Les coopératives de travailleurs ont-elle un statut juridique particulier ? De nouveau les mots peuvent avoir plusieurs sens, qui varient substantiellement d’un droit national à un autre. Les ingrédients dont vous avez besoin pour monter une coopérative de travailleurs (la propriété par les travailleurs, le contrôle démocratique, les bénéfices distribués en fonction de l’activité, etc.) peuvent être traduits dans des structures juridiques spécifiques (par exemple SCOP ou SCIC), mais aussi dans n’importe quelle entité juridique traditionnelle: SAS, SARL, etc. Il est même possible de s’approcher des critères coopératifs avec une association ou une société unipersonnelle. Les status coopératifs spécifiques – souvent un mélange des régimes lucratifs, non-lucratifs et associatifs – décrivent une structure coopérative qui doit explicitement être structurée par des critères coopératifs, et qui peut éventuellement obtenir certains avantages fiscaux, le droit d’utiliser une dénomination reconnue comme « SCOP », et d’autres avantages. Certaines coopératives de travailleurs choisissent d’utiliser ces régimes spécifiques. D’autres font autrement.

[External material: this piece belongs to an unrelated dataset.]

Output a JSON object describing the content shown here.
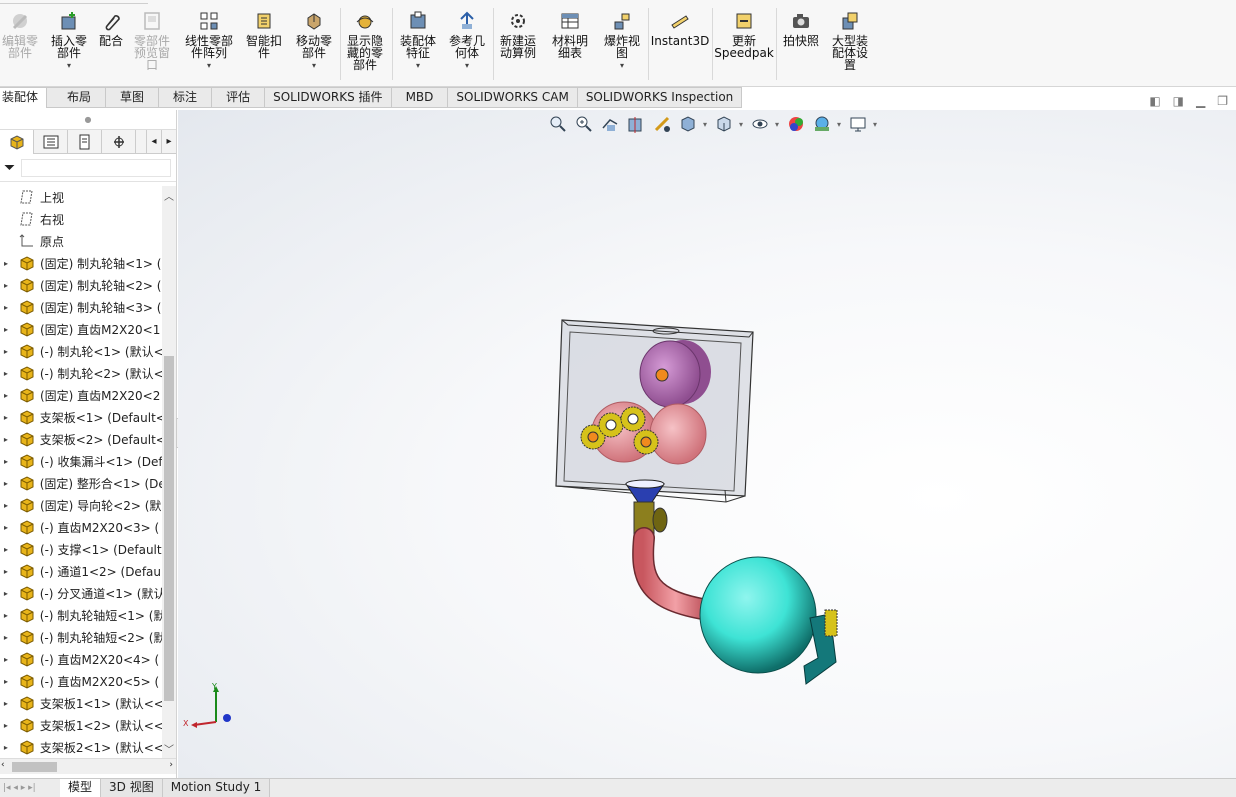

Et donc, quand quelqu’un vous demande « vous êtes une coopérative ? », cette personne peut vouloir dire « votre entreprise est-elle détenue et contrôlée par les employés , en suivant les principes coopératifs ? », ou elle peut vouloir dire « votre entreprise est-elle une SCOP ou une SCIC ? ». Ou encore même « votre entreprise est-elle un collectif ? » Particulièrement au moment de monter une nouvelle entreprise, il est important d’être sûr que tout le monde parle de la même chose.